The Ides of March

By Geoff Ratliff

Ryan Gosling is killing the game right now! In 2011, he is delivering stand out performances in quality movies the way Lil’ Wayne drops mix tapes. Gosling is putting everyone is Hollywood on notice that he is coming for that #1 spot, even though some of his contemporaries are showing no sign of slowing down either. Gosling has been in the game for a while now, and I first took notice of his considerable talent in 2006’s Half Nelson, a tremendous film about a junior high school teacher with a drug abuse problem. Truthfully Gosling started to become a household name after 2004’s The Notebook, but the type of roles that he took subsequently definitely held him back from certain stardom; and being mentioned with the likes of Damon, Affleck, Wahlberg, and DiCaprio – the closest things I can call contemporaries without insulting Gosling’s considerable talent. Someone has obviously convinced Gosling that it is time for him to seize control of the fleeting title of Hollywood’s “it” leading man because this year’s trifecta of cinematic gold has vaulted him clear to the top of the list, and nowhere is this more evident than in his latest role in The Ides of March.

The film – based on the play “Farragut North” written by Beau Willimon – follows the story of Stephen Myers, played by Gosling, a political media consultant working on the Presidential campaign of Governor Mike Morris (played by George Clooney). Meyers is a seemingly principled young man who has managed to maintain his sense of morality and dignity while embarking on a career in the political machine. His principles are tested during a couple of key moments in the story, but none more so than when he is faced with a decision on how to handle some scandalous news involving the Governor. Without a great deal of thought, you can probably guess not only what the scandal is but how the mess will play out, which leads to a couple different conclusions you can make about this film.

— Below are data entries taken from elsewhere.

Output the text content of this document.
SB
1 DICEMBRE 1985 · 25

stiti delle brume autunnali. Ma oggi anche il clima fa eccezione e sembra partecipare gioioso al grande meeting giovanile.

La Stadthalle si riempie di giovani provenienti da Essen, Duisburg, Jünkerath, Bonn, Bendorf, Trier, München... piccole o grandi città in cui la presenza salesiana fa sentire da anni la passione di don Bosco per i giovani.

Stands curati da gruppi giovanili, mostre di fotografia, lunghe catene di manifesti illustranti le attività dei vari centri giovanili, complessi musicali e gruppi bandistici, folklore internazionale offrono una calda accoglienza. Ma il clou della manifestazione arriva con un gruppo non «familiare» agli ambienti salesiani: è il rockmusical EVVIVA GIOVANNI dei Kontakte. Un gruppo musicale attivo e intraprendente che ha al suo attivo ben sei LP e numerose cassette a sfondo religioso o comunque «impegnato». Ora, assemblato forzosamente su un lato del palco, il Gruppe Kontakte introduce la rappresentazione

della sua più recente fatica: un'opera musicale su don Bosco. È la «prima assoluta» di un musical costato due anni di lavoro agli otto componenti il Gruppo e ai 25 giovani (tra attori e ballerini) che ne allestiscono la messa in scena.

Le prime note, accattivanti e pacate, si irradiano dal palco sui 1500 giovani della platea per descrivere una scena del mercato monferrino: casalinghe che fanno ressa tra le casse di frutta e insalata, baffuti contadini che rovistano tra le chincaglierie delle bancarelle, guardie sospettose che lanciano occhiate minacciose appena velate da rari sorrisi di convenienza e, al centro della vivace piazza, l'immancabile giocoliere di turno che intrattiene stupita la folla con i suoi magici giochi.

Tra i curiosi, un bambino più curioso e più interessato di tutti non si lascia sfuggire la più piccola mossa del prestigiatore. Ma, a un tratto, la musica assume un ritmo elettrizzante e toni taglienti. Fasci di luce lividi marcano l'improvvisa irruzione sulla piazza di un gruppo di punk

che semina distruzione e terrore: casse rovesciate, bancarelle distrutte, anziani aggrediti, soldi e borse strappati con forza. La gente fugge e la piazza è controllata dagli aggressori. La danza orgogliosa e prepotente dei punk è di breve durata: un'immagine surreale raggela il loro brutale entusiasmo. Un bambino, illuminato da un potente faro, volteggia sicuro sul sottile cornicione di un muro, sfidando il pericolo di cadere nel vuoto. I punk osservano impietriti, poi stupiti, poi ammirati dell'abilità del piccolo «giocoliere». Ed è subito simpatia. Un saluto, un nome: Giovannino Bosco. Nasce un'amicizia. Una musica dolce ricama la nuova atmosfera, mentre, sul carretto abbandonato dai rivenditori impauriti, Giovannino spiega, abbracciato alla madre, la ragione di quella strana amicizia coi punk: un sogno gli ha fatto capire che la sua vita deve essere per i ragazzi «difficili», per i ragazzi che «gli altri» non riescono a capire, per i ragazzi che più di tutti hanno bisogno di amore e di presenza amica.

If you are not particularly in tune with the inner workings of Washington and it’s political system, you’ll probably think that this movie was fantastic. The movie was incredibly well cast with predictably great performances from Philip Seymour Hoffman as Morris’ campaign manager and Meyers’ boss Paul, Paul Giamatti as rival campaign manager Duffy, and Evan Rachael Wood as an intern working on the Morris campaign. Marisa Tomei and Jeffrey Wright also contribute some powerful, if not brief, performances as a New York Times political reporter and a Democratic congressman respectfully. Clooney also continues his trend of delivering well-directed films with his third shot from the lead chair, but the acting and directing are not the problems with this film.

Ultimately, The Ides of March fails to give us anything we haven’t seen in a political thriller before. Everything about it is exactly as you’d expect it to be. No interesting plot turns, no in-depth look at a hot button issue waiting to be further explored, nothing. At the end of the day, it’s just a well acted, beautifully directed, straight forward piece of cinematic blah. Even the ending seems abrupt as if they wanted to pull the curtains on the charade before the audience caught wind.

If you’re a fan of any or all of the actors involved in this piece, you will not be disappointed by their performances, especially Gosling who clearly proves that he is leading man material. If nothing else, I walked away from the film with high expectations for his next role, but their was a greater opportunity to go deeper with this one, and it was simply missed.